Seth Rogen, Kate Winslet, and Jeff Daniels (as former boss/ mentor John Scully) all give nuanced, sympathetic performances as characters who care about Jobs, but find actually connecting to him nearly impossible (It’s no coincidence the film places such an emphasis on Jobs’s insistence his computers are “closed” and incompatible with other technology brands). Rogen sees him as a friend, but a friend who might drop him at a hat’s drop, and he plays that mixture of affection and wary frustration perfectly. Winslet, who is nearly incapable of giving a bad performance, functions as the chilly, intellectual film’s emotional center. She’s the soul who sees the emotional damage present in both Jobs and those he leaves in his wake, and the only person who can tell him exactly how terrible he’s being. She’s the essential presence that can point out how both brilliant and awful out titular character can be. Daniels (already familiar with Sorkin’s dialogue from his Newsroom stint), personifies the man who sees Jobs as a son, but recognizes Jobs may be the type who will turn on a father figure when challenged. He appears as both proud supporter and angry, betrayed castoff.
All of these actors have the unenviable task of taking Aaron Sorkin’s wordy, clever dialogue and making it sound natural coming out of their mouths, and they do so with aplomb.
It’s nearly impossible to see this film and not view it as a companion piece to Sorkin’s previous film, The Social Network and its anti-hero Mark Zuckerberg. Both feature inherently unlikable, genius protagonists, with an inability to form human connections.
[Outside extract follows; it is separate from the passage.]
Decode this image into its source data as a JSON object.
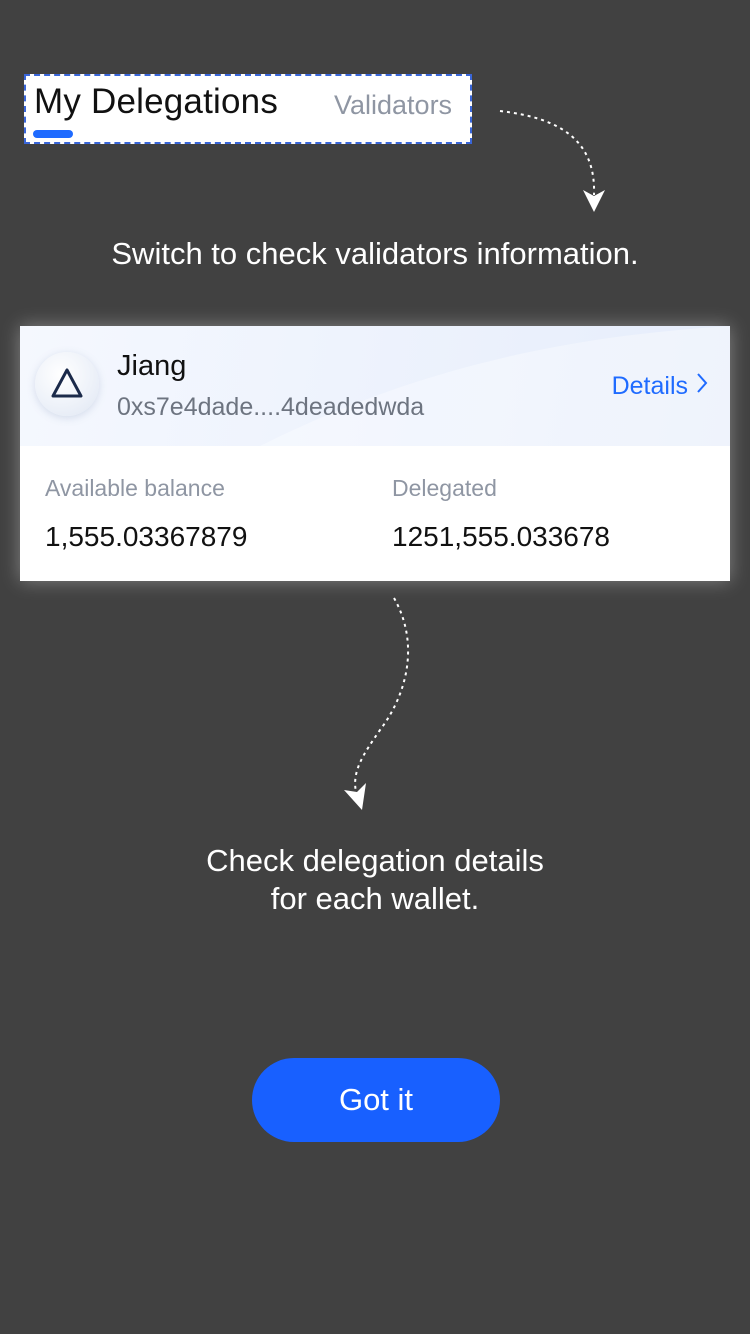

Both films revel in the irony that these individuals so incapable of bonding with those in their inner circles created technology that brought the world closer together. It’s obvious Sorkin has a fascination with flawed brilliance, and given his reputation, it’s equally possible that he might specifically identify with the difficult, exceptional mind. Social Network is probably the better film. It’s more linear and less episodic than Steve Jobs’s narrative structure will allow. What the film shows us is a limited portrait of a complicated, closed-off individual, who couldn’t understand the present because he was too fixated on the future. Near the end of the film, Steve Wozniak claims, “It’s not binary. You can be decent and gifted at the same time.” That line sort of sums up everything the film has to offer, though it doesn’t prove the sentiment correct or flawed. Jobs might hear and acknowledge it, but he probably didn’t ponder it for too long. His mind was already somewhere else.